Dans le cadre des Journées d’occupation autonomes, nous nous sommes chargé.es de la tâche d’enjoliver le siège social de Kühne Immobilien, au 58c, Käthe-Kollwitz-Straße, avec de la peinture et quelques dégâts au verre de la porte et à la caméra. Sur son site web, cette entreprise se focalise beaucoup, à côté de la location et de la vente d’appartements et de maisons neuves et haut de gamme, sur la vente de biens immobiliers en tant qu’investissements ou placements financiers. Le rendement élevé qu’on peut obtenir avec un bien ou l’autre est ouvertement mis en avant. Ça nous fait simplement gerber de voir avec quel air de normalité des ordures de proprios comme Kühne traitent quelque chose d’aussi essentiel que le logement. Notre toit au-dessus de la tête ne devrait pas être votre objet de profit, que vous pouvez acheter et vendre à volonté, comme au Monopoly ! Tant qu’il y aura des gens comme vous, qui tirent profit des maisons dans lesquelles nous vivons, nous ferons toujours de vous la cible de nos attaques.
Avec notre visite dans la Käthe-Kollwitz-Straße, nous voudrions aussi nous solidariser avec tou.tes les camarades qui ont été expulsé.es des maisons occupées pendant les Journées d’occupation autonomes. Vous avez donné un nouveau sens à des maisons vides, même si malheureusement c’était seulement pendant un petit moment, et nous vous en remercions.

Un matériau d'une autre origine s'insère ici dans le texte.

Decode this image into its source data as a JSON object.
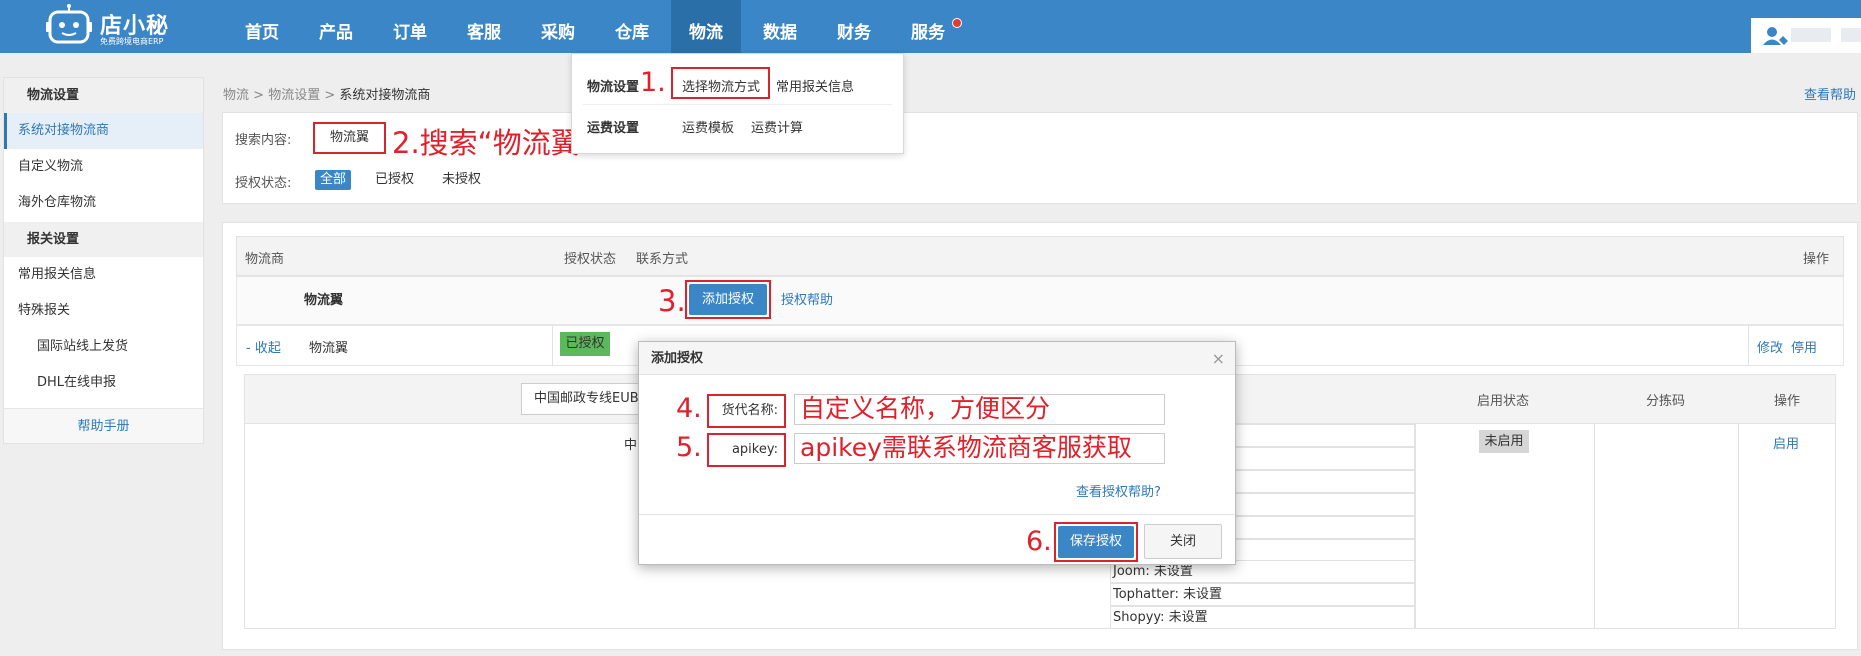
{
  "brand": {
    "title": "店小秘",
    "subtitle": "免费跨境电商ERP"
  },
  "nav": [
    "首页",
    "产品",
    "订单",
    "客服",
    "采购",
    "仓库",
    "物流",
    "数据",
    "财务",
    "服务"
  ],
  "sidebar": {
    "group1": "物流设置",
    "items1": [
      "系统对接物流商",
      "自定义物流",
      "海外仓库物流"
    ],
    "group2": "报关设置",
    "items2": [
      "常用报关信息",
      "特殊报关"
    ],
    "subitems": [
      "国际站线上发货",
      "DHL在线申报"
    ],
    "help": "帮助手册"
  },
  "breadcrumb": {
    "a": "物流",
    "b": "物流设置",
    "c": "系统对接物流商",
    "sep": ">"
  },
  "help_link": "查看帮助",
  "dropdown": {
    "group1": "物流设置",
    "link1": "选择物流方式",
    "link2": "常用报关信息",
    "group2": "运费设置",
    "link3": "运费模板",
    "link4": "运费计算"
  },
  "search": {
    "label": "搜索内容:",
    "value": "物流翼",
    "status_label": "授权状态:",
    "status": [
      "全部",
      "已授权",
      "未授权"
    ]
  },
  "annotations": {
    "n1": "1.",
    "n2": "2.搜索“物流翼”",
    "n3": "3.",
    "n4": "4.",
    "n5": "5.",
    "n6": "6.",
    "hint_name": "自定义名称，方便区分",
    "hint_apikey": "apikey需联系物流商客服获取"
  },
  "table": {
    "headers": [
      "物流商",
      "授权状态",
      "联系方式",
      "操作"
    ],
    "provider": "物流翼",
    "add_auth": "添加授权",
    "auth_help": "授权帮助",
    "collapse": "- 收起",
    "row_name": "物流翼",
    "authorized": "已授权",
    "edit": "修改",
    "disable": "停用"
  },
  "inner": {
    "select": "中国邮政专线EUB",
    "cell_prefix": "中",
    "headers": [
      "启用状态",
      "分拣码",
      "操作"
    ],
    "status": "未启用",
    "enable": "启用",
    "platforms": [
      "Joom: 未设置",
      "Tophatter: 未设置",
      "Shopyy: 未设置"
    ]
  },
  "modal": {
    "title": "添加授权",
    "close": "×",
    "name_label": "货代名称:",
    "apikey_label": "apikey:",
    "help": "查看授权帮助?",
    "save": "保存授权",
    "cancel": "关闭"
  }
}
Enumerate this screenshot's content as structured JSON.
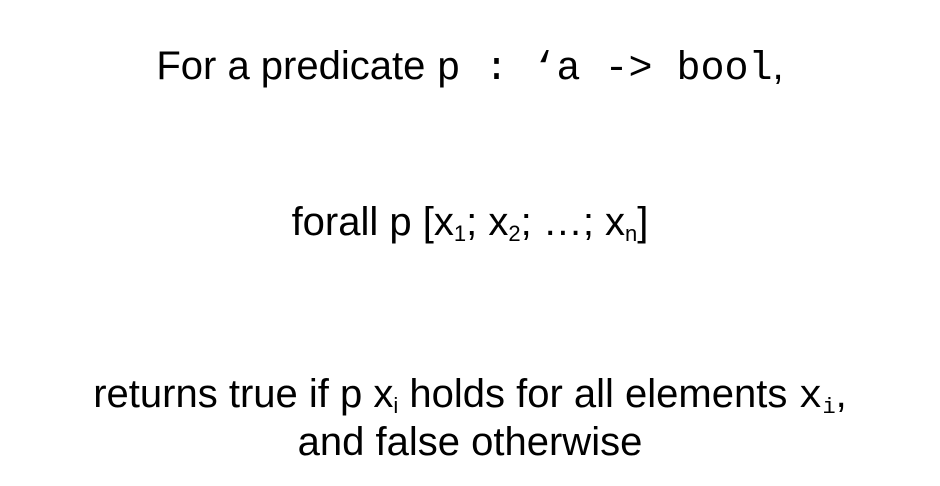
{
  "line1": {
    "prefix": "For a predicate ",
    "code": "p : ‘a -> bool",
    "suffix": ","
  },
  "line2": {
    "lead": "forall p [x",
    "sub1": "1",
    "sep1": "; x",
    "sub2": "2",
    "sep2": "; …; x",
    "subn": "n",
    "close": "]"
  },
  "line3": {
    "lead": "returns true if p x",
    "sub_i": "i",
    "middle": " holds for all elements ",
    "code_x": "x",
    "code_sub_i": "i",
    "comma": ","
  },
  "line4": {
    "text": "and false otherwise"
  }
}
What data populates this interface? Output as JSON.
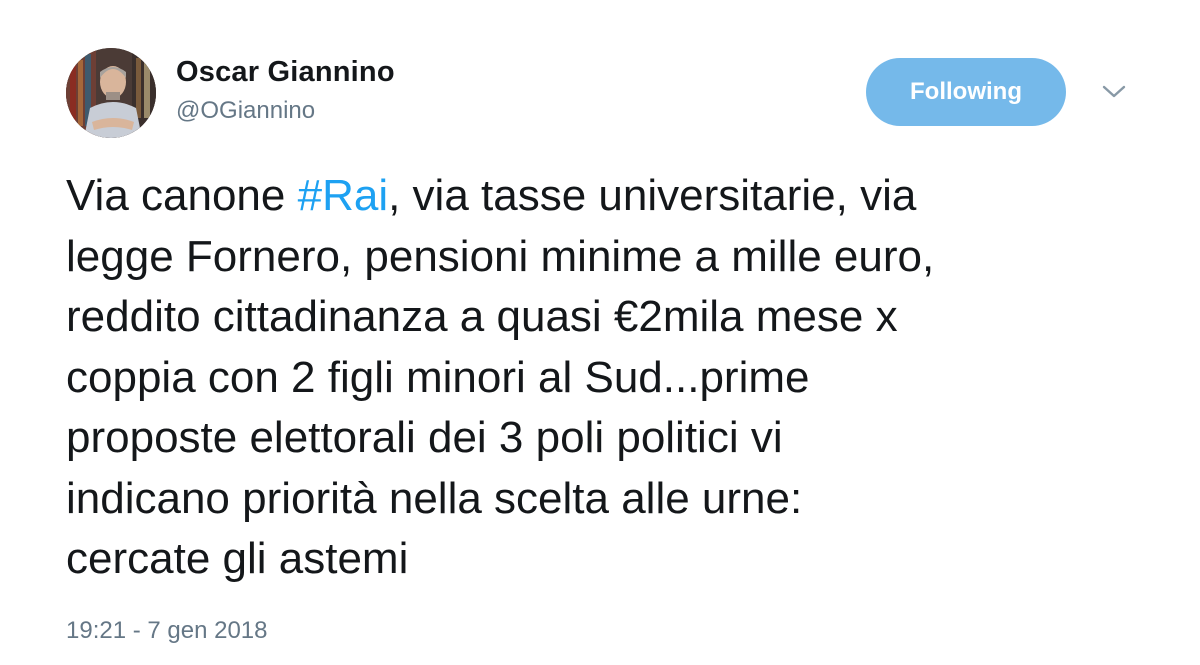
{
  "author": {
    "name": "Oscar Giannino",
    "handle": "@OGiannino"
  },
  "follow_button": {
    "label": "Following",
    "color": "#75b9ea"
  },
  "menu": {
    "icon": "chevron-down-icon"
  },
  "tweet": {
    "line1_before": "Via canone ",
    "hashtag": "#Rai",
    "line1_after": ", via tasse universitarie, via",
    "line2": "legge Fornero, pensioni minime a mille euro,",
    "line3": "reddito cittadinanza a quasi €2mila mese x",
    "line4": "coppia con 2 figli minori al Sud...prime",
    "line5": "proposte elettorali dei 3 poli politici vi",
    "line6": "indicano priorità nella scelta alle urne:",
    "line7": "cercate gli astemi"
  },
  "timestamp": "19:21 - 7 gen 2018",
  "colors": {
    "text": "#14171a",
    "secondary": "#657786",
    "link": "#1da1f2"
  }
}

Leipzig (Allemagne): réponse commune aux expulsions lors des Journées d’occupation autonomes
Tout à l’heure[dans la nuit du 22 au 23 octobre 2025], nous avons fait une petite promenade dans le quartier de Schleußig et avons pu voir comment, peu à peu, toutes les vitres des nombreuses banques et assurances de la Könneritzstraße se sont brisées sur le trottoir. Juste à côté, on pouvait admirer quelques barricades et voitures en feu, ainsi que des slogans tagués. Les gens sont fâchés !
Si toutes les propositions constructives et les offres ouvertes pour les voisinages sont rejetées, quelqu’un viendra dans vos rues bling-bling. C’est beau qu’il y ait déjà eu autant de réactions et une pleine solidarité avec les squatteur.euses. C’était une initiative formidable !
Vous nous prenez les maisons / Nous vous bousillons la ville.